At Christmas in 2013, I sat in the hall of the new primary school and looked at the plans for the proposed St. Mary's special school. I also listened to affirmations that construction would be under way soon. What has frustrated the parents greatly is the fact that there has been such a delay while the other two schools progressed. They were completed on time on the campus while no work commenced on St. Mary's. The parents have been left in the dark about where their school actually stands and whether there was going to be any progress in building it.

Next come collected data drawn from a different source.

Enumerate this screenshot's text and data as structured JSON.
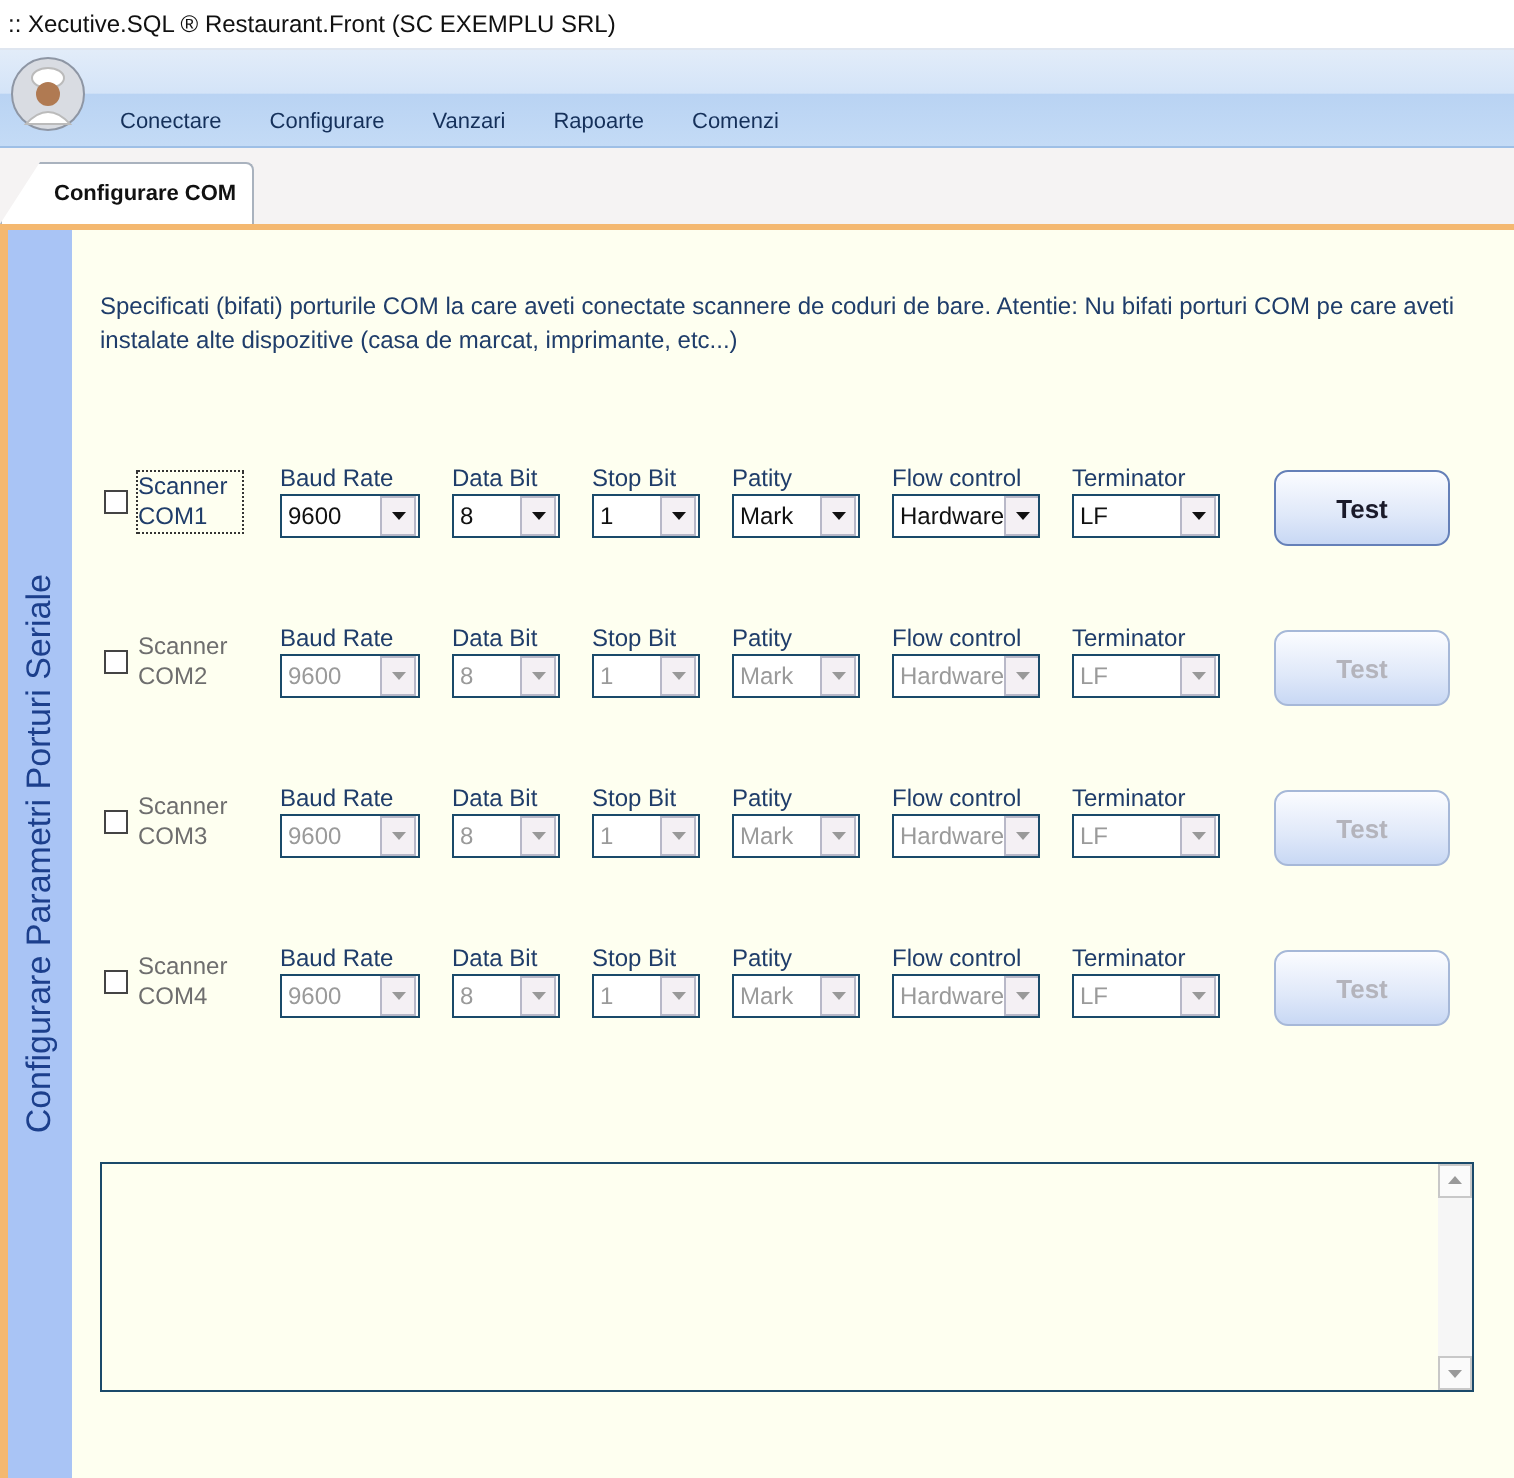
{
  "window": {
    "title": ":: Xecutive.SQL ® Restaurant.Front (SC EXEMPLU SRL)"
  },
  "menu": [
    {
      "label": "Conectare"
    },
    {
      "label": "Configurare"
    },
    {
      "label": "Vanzari"
    },
    {
      "label": "Rapoarte"
    },
    {
      "label": "Comenzi"
    }
  ],
  "tabs": [
    {
      "label": "Configurare COM",
      "selected": true
    }
  ],
  "side_panel": {
    "title": "Configurare Parametri Porturi Seriale"
  },
  "instructions": "Specificati (bifati) porturile COM la care aveti conectate scannere de coduri de bare. Atentie: Nu bifati porturi COM pe care aveti instalate alte dispozitive (casa de marcat, imprimante, etc...)",
  "ports": [
    {
      "name": "Scanner COM1",
      "checked": false,
      "disabled": false,
      "focused": true,
      "fields": [
        {
          "label": "Baud Rate",
          "value": "9600"
        },
        {
          "label": "Data Bit",
          "value": "8"
        },
        {
          "label": "Stop Bit",
          "value": "1"
        },
        {
          "label": "Patity",
          "value": "Mark"
        },
        {
          "label": "Flow control",
          "value": "Hardware"
        },
        {
          "label": "Terminator",
          "value": "LF"
        }
      ],
      "button": "Test"
    },
    {
      "name": "Scanner COM2",
      "checked": false,
      "disabled": true,
      "focused": false,
      "fields": [
        {
          "label": "Baud Rate",
          "value": "9600"
        },
        {
          "label": "Data Bit",
          "value": "8"
        },
        {
          "label": "Stop Bit",
          "value": "1"
        },
        {
          "label": "Patity",
          "value": "Mark"
        },
        {
          "label": "Flow control",
          "value": "Hardware"
        },
        {
          "label": "Terminator",
          "value": "LF"
        }
      ],
      "button": "Test"
    },
    {
      "name": "Scanner COM3",
      "checked": false,
      "disabled": true,
      "focused": false,
      "fields": [
        {
          "label": "Baud Rate",
          "value": "9600"
        },
        {
          "label": "Data Bit",
          "value": "8"
        },
        {
          "label": "Stop Bit",
          "value": "1"
        },
        {
          "label": "Patity",
          "value": "Mark"
        },
        {
          "label": "Flow control",
          "value": "Hardware"
        },
        {
          "label": "Terminator",
          "value": "LF"
        }
      ],
      "button": "Test"
    },
    {
      "name": "Scanner COM4",
      "checked": false,
      "disabled": true,
      "focused": false,
      "fields": [
        {
          "label": "Baud Rate",
          "value": "9600"
        },
        {
          "label": "Data Bit",
          "value": "8"
        },
        {
          "label": "Stop Bit",
          "value": "1"
        },
        {
          "label": "Patity",
          "value": "Mark"
        },
        {
          "label": "Flow control",
          "value": "Hardware"
        },
        {
          "label": "Terminator",
          "value": "LF"
        }
      ],
      "button": "Test"
    }
  ]
}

I know the Department receives many requests for the advancement of schools. None is more deserving than St. Mary's special school in Navan. It is led superbly by the principal, Maria Corredor, and the chairman of the board of management, Bob O’Callaghan, as well as the team of dedicated staff who accommodate individual learning styles to ensure all students may experience success. The school has been in existence for over 42 years and caters for nearly 90 students from all across counties Meath, Cavan, Louth and Dublin. This week I met parents of students from Oldcastle in north County Meath, besides the Cavan border, whose children must get up at 6 a.m. to travel to this school. Some 60 km away in Ballinabrackey, at the far end of the county where one can puck a ball into Offaly, there are children doing the same thing. These children, some with acute special needs, are spending an hour and a half on a bus to get to school. While they are grateful there is a school to go to, they would like the new school promised to them on several occasions. They want a school that is not just surviving in an adapted and antiquated building where some students have to attend in a different HSE-owned building a mile down the road because there is not enough room on the site.

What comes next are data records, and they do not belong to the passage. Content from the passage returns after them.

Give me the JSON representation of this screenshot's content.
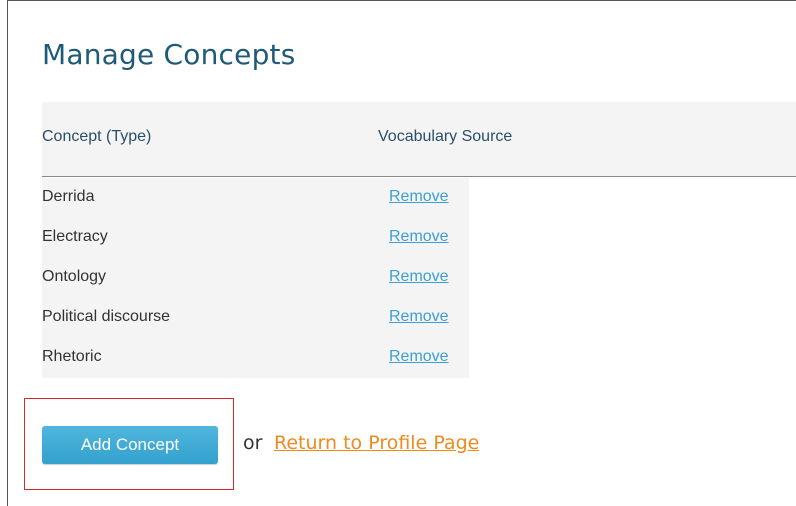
{
  "page": {
    "title": "Manage Concepts"
  },
  "table": {
    "headers": {
      "concept": "Concept (Type)",
      "vocabulary": "Vocabulary Source"
    },
    "rows": [
      {
        "concept": "Derrida",
        "action": "Remove"
      },
      {
        "concept": "Electracy",
        "action": "Remove"
      },
      {
        "concept": "Ontology",
        "action": "Remove"
      },
      {
        "concept": "Political discourse",
        "action": "Remove"
      },
      {
        "concept": "Rhetoric",
        "action": "Remove"
      }
    ]
  },
  "actions": {
    "add_label": "Add Concept",
    "or_text": "or",
    "return_label": "Return to Profile Page"
  },
  "colors": {
    "title": "#1f5a78",
    "link_blue": "#3b9ed6",
    "link_orange": "#ef8a1f",
    "button": "#3aa8d2",
    "highlight": "#d9272e"
  }
}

Last summer, the then Minister, Deputy Bruton, visited the school along with three fellow Ministers from Meath. The Meath Chronicle did not buy the photo shoot moment and captured the mood perfectly when it ran a front page the following week with the headline, "Build Our School Now Minister" and stated, "Despite the visit of four Government Ministers last week, staff and parents of 90 pupils of St Mary’s special school in Navan look set to wait another 18 months before work starts on their new building promised seven years ago."

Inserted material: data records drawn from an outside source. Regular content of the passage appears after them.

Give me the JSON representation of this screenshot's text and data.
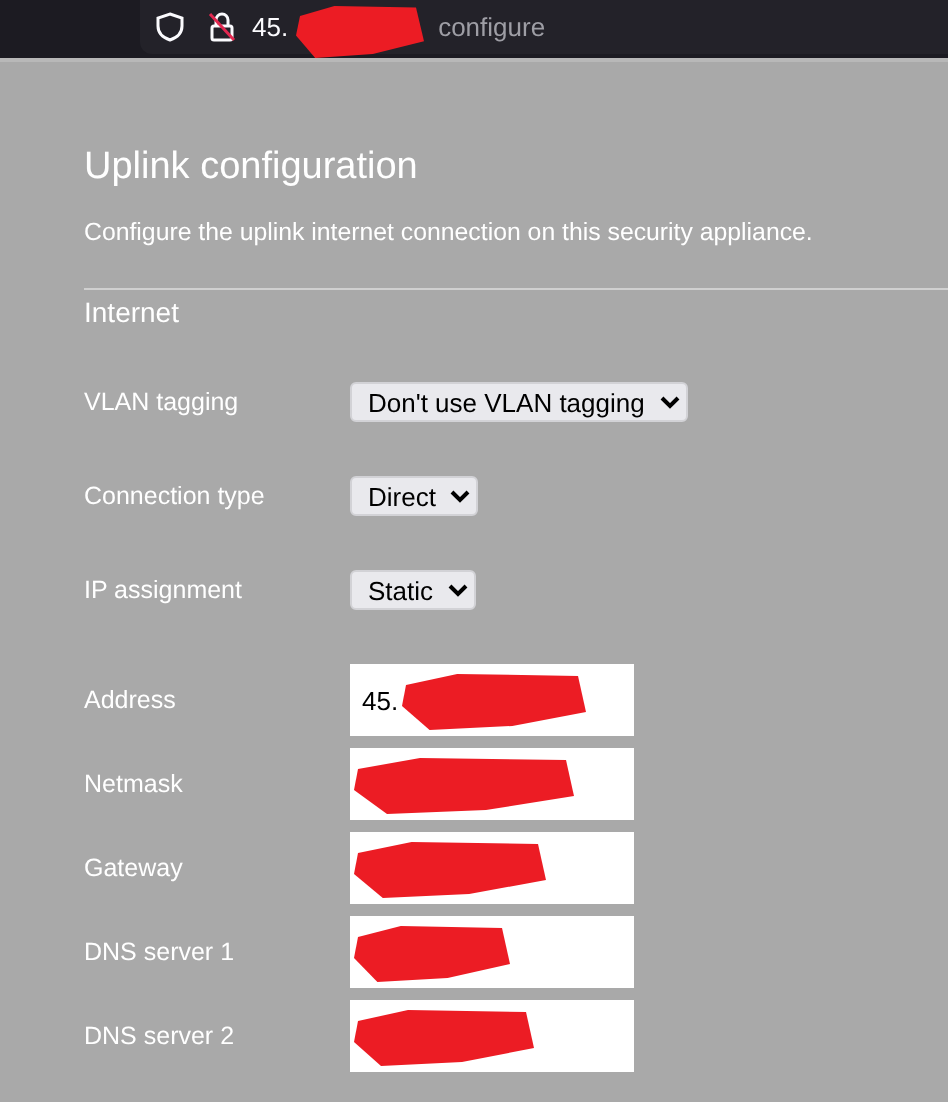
{
  "address_bar": {
    "text_start": "45.",
    "text_end": "configure",
    "redacted": true
  },
  "page": {
    "title": "Uplink configuration",
    "description": "Configure the uplink internet connection on this security appliance."
  },
  "section": {
    "title": "Internet"
  },
  "settings": [
    {
      "label": "VLAN tagging",
      "kind": "select",
      "value": "Don't use VLAN tagging"
    },
    {
      "label": "Connection type",
      "kind": "select",
      "value": "Direct"
    },
    {
      "label": "IP assignment",
      "kind": "select",
      "value": "Static"
    },
    {
      "label": "Address",
      "kind": "text",
      "value": "45.",
      "redacted": true
    },
    {
      "label": "Netmask",
      "kind": "text",
      "redacted": true
    },
    {
      "label": "Gateway",
      "kind": "text",
      "redacted": true
    },
    {
      "label": "DNS server 1",
      "kind": "text",
      "redacted": true
    },
    {
      "label": "DNS server 2",
      "kind": "text",
      "redacted": true
    }
  ]
}
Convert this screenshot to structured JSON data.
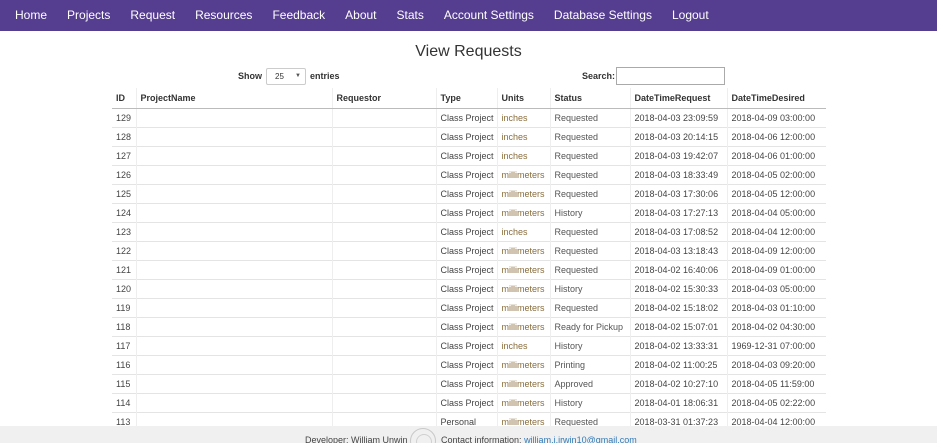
{
  "nav": [
    "Home",
    "Projects",
    "Request",
    "Resources",
    "Feedback",
    "About",
    "Stats",
    "Account Settings",
    "Database Settings",
    "Logout"
  ],
  "page_title": "View Requests",
  "length_menu": {
    "show_label": "Show",
    "value": "25",
    "entries_label": "entries"
  },
  "search": {
    "label": "Search:",
    "value": ""
  },
  "table": {
    "columns": [
      "ID",
      "ProjectName",
      "Requestor",
      "Type",
      "Units",
      "Status",
      "DateTimeRequest",
      "DateTimeDesired"
    ],
    "rows": [
      [
        "129",
        "",
        "",
        "Class Project",
        "inches",
        "Requested",
        "2018-04-03 23:09:59",
        "2018-04-09 03:00:00"
      ],
      [
        "128",
        "",
        "",
        "Class Project",
        "inches",
        "Requested",
        "2018-04-03 20:14:15",
        "2018-04-06 12:00:00"
      ],
      [
        "127",
        "",
        "",
        "Class Project",
        "inches",
        "Requested",
        "2018-04-03 19:42:07",
        "2018-04-06 01:00:00"
      ],
      [
        "126",
        "",
        "",
        "Class Project",
        "millimeters",
        "Requested",
        "2018-04-03 18:33:49",
        "2018-04-05 02:00:00"
      ],
      [
        "125",
        "",
        "",
        "Class Project",
        "millimeters",
        "Requested",
        "2018-04-03 17:30:06",
        "2018-04-05 12:00:00"
      ],
      [
        "124",
        "",
        "",
        "Class Project",
        "millimeters",
        "History",
        "2018-04-03 17:27:13",
        "2018-04-04 05:00:00"
      ],
      [
        "123",
        "",
        "",
        "Class Project",
        "inches",
        "Requested",
        "2018-04-03 17:08:52",
        "2018-04-04 12:00:00"
      ],
      [
        "122",
        "",
        "",
        "Class Project",
        "millimeters",
        "Requested",
        "2018-04-03 13:18:43",
        "2018-04-09 12:00:00"
      ],
      [
        "121",
        "",
        "",
        "Class Project",
        "millimeters",
        "Requested",
        "2018-04-02 16:40:06",
        "2018-04-09 01:00:00"
      ],
      [
        "120",
        "",
        "",
        "Class Project",
        "millimeters",
        "History",
        "2018-04-02 15:30:33",
        "2018-04-03 05:00:00"
      ],
      [
        "119",
        "",
        "",
        "Class Project",
        "millimeters",
        "Requested",
        "2018-04-02 15:18:02",
        "2018-04-03 01:10:00"
      ],
      [
        "118",
        "",
        "",
        "Class Project",
        "millimeters",
        "Ready for Pickup",
        "2018-04-02 15:07:01",
        "2018-04-02 04:30:00"
      ],
      [
        "117",
        "",
        "",
        "Class Project",
        "inches",
        "History",
        "2018-04-02 13:33:31",
        "1969-12-31 07:00:00"
      ],
      [
        "116",
        "",
        "",
        "Class Project",
        "millimeters",
        "Printing",
        "2018-04-02 11:00:25",
        "2018-04-03 09:20:00"
      ],
      [
        "115",
        "",
        "",
        "Class Project",
        "millimeters",
        "Approved",
        "2018-04-02 10:27:10",
        "2018-04-05 11:59:00"
      ],
      [
        "114",
        "",
        "",
        "Class Project",
        "millimeters",
        "History",
        "2018-04-01 18:06:31",
        "2018-04-05 02:22:00"
      ],
      [
        "113",
        "",
        "",
        "Personal",
        "millimeters",
        "Requested",
        "2018-03-31 01:37:23",
        "2018-04-04 12:00:00"
      ]
    ]
  },
  "footer": {
    "developer": "Developer: William  Unwin",
    "contact_label": "Contact information:",
    "email": "william.j.irwin10@gmail.com"
  }
}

The parents I met from the school this week want to know why there has been such a delay, what is the logjam and when will a shovel actually go into the ground for construction to start. One mother I met this week, Tracey Holsgrove - she said she could be named in the Chamber - wanted to know when would her little girl, Fionnula, get the same facilities and opportunity afforded to the rest of the children currently on the new educational campus. Her daughter leaves Oldcastle at 7.30 a.m. in order to get to school in Navan at 9 a.m. because the latter is the only school she can attend. Fionnula has done this commute since she was five years of age; she is 12 now. If Tracey knew that when Fionnula got to school that she had a dedicated purpose-built soft play room to enjoy, then she would have a weight lifted from her shoulders.
Many parents have seen their children progress through these outdated facilities over the past four decades. They are now fighting for the current crop of students and staff of the school. Perhaps they might get to enjoy the planned new school and have the dignity they deserve in receiving their education. I hope the Minister of State will have some positive news on when the school will commence.